Effect of mechanical stretching and substrate stiffness on the morphology, cytoskeleton and nuclear shape of corneal endothelial cells

Due to the limited capacity of corneal endothelial cells (CECs) division, corneal endothelial diseases have become a great challenge. The cornea is subjected to various mechanical stimuli in vivo, which may have a positive or negative influence. Thus, it is significant to gain an insight into the mechanism of mechanobiology of CECs for seeking more possible treatment.
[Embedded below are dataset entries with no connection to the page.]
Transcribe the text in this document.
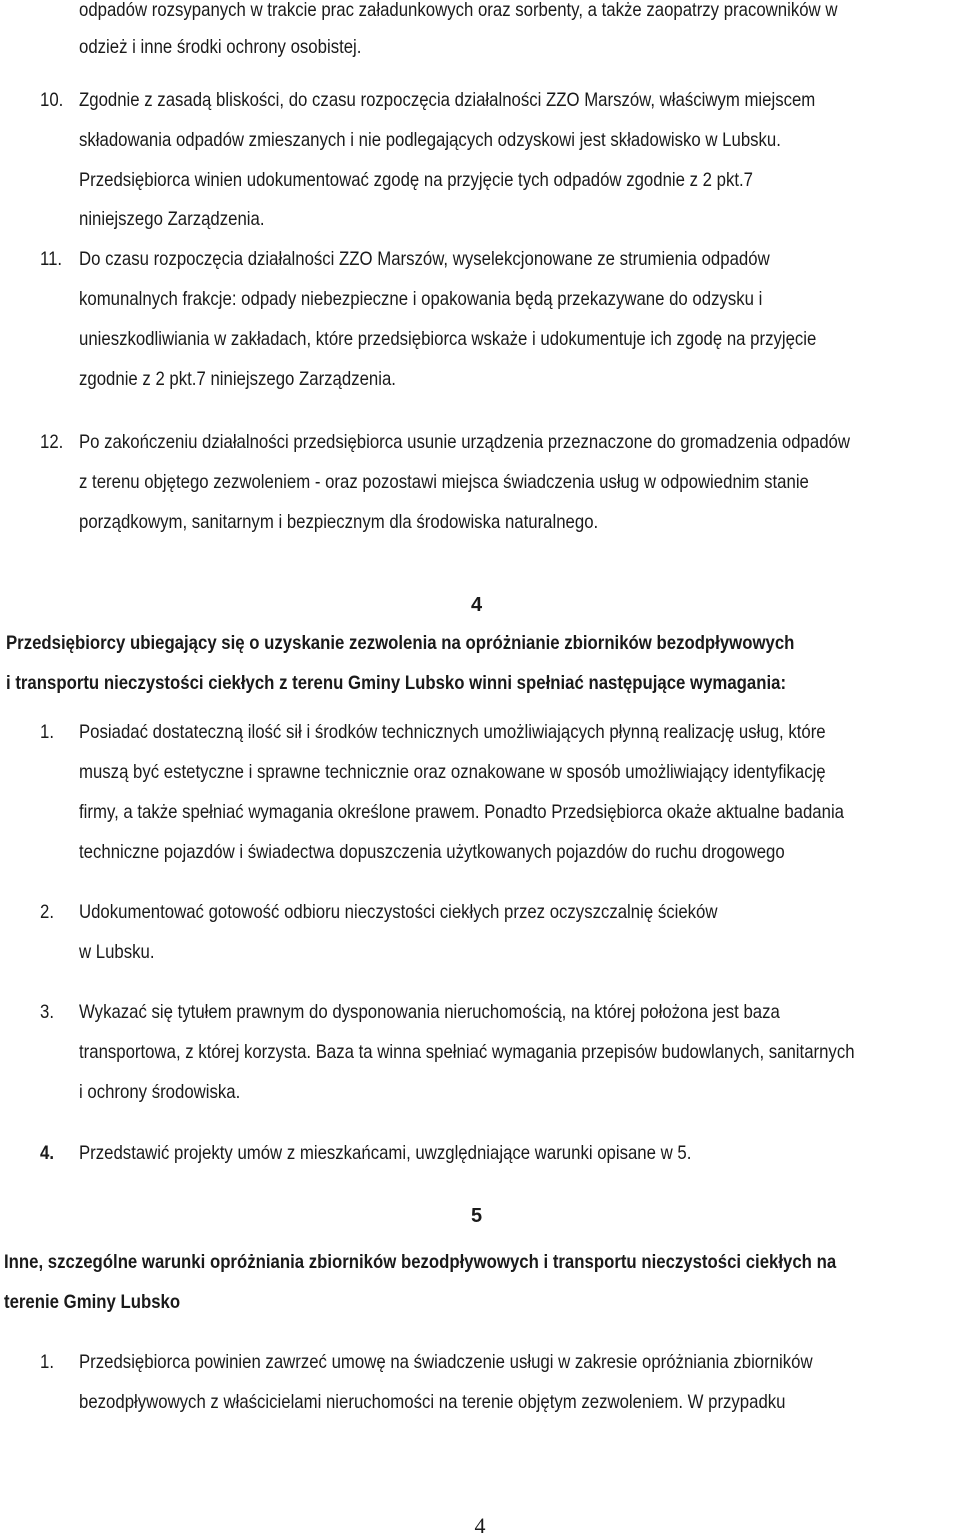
odpadów rozsypanych w trakcie prac załadunkowych oraz sorbenty, a także zaopatrzy pracowników w
odzież i inne środki ochrony osobistej.
10. Zgodnie z zasadą bliskości, do czasu rozpoczęcia działalności ZZO Marszów, właściwym miejscem
składowania odpadów zmieszanych i nie podlegających odzyskowi jest składowisko w Lubsku.
Przedsiębiorca winien udokumentować zgodę na przyjęcie tych odpadów zgodnie z 2 pkt.7
niniejszego Zarządzenia.
11. Do czasu rozpoczęcia działalności ZZO Marszów, wyselekcjonowane ze strumienia odpadów
komunalnych frakcje: odpady niebezpieczne i opakowania będą przekazywane do odzysku i
unieszkodliwiania w zakładach, które przedsiębiorca wskaże i udokumentuje ich zgodę na przyjęcie
zgodnie z 2 pkt.7 niniejszego Zarządzenia.
12. Po zakończeniu działalności przedsiębiorca usunie urządzenia przeznaczone do gromadzenia odpadów
z terenu objętego zezwoleniem - oraz pozostawi miejsca świadczenia usług w odpowiednim stanie
porządkowym, sanitarnym i bezpiecznym dla środowiska naturalnego.
4
Przedsiębiorcy ubiegający się o uzyskanie zezwolenia na opróżnianie zbiorników bezodpływowych
i transportu nieczystości ciekłych z terenu Gminy Lubsko winni spełniać następujące wymagania:
1. Posiadać dostateczną ilość sił i środków technicznych umożliwiających płynną realizację usług, które
muszą być estetyczne i sprawne technicznie oraz oznakowane w sposób umożliwiający identyfikację
firmy, a także spełniać wymagania określone prawem. Ponadto Przedsiębiorca okaże aktualne badania
techniczne pojazdów i świadectwa dopuszczenia użytkowanych pojazdów do ruchu drogowego
2. Udokumentować gotowość odbioru nieczystości ciekłych przez oczyszczalnię ścieków
w Lubsku.
3. Wykazać się tytułem prawnym do dysponowania nieruchomością, na której położona jest baza
transportowa, z której korzysta. Baza ta winna spełniać wymagania przepisów budowlanych, sanitarnych
i ochrony środowiska.
4. Przedstawić projekty umów z mieszkańcami, uwzględniające warunki opisane w 5.
5
Inne, szczególne warunki opróżniania zbiorników bezodpływowych i transportu nieczystości ciekłych na
terenie Gminy Lubsko
1. Przedsiębiorca powinien zawrzeć umowę na świadczenie usługi w zakresie opróżniania zbiorników
bezodpływowych z właścicielami nieruchomości na terenie objętym zezwoleniem. W przypadku
4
The purpose of this study was to determine the impacts of mechanical stretch and substrate stiffness on the morphology and fundamental cell behavior of CECs. Rabbit corneal endothelial cells (RCECs) were subjected to a 5% mechanical stretch or cultured on substrates of different stiffness. The impacts of mechanical stimulus on cell area, aspect ratio, circularity, cell density, nuclear shape, cytoskeleton, and cell viability were investigated. The expressions of the corneal endothelium-related markers ZO-1 and Na+/K+-ATPase were also evaluated by confocal immunofluorescence microscopy in the stiffness group. Our results suggested that mechanical stretch promoted the rearrangement of the cytoskeleton while decreasing the cell circularity, nuclear area, and cell density as well as cell viability. RCECs cultured on 10 ​kPa substrates, which was close to the physiological stiffness of rabbit Descemet's membrane (DM), showed better cell morphology, more stable actin cytoskeleton assembly, and more robust expression of the functional marker compared with other softer or stiffer substrates. In summary, mechanical stretch and substrate stiffness have profound influences on the morphology and function of CECs, which may have implications for the understanding and possible treatment of corneal endothelial diseases.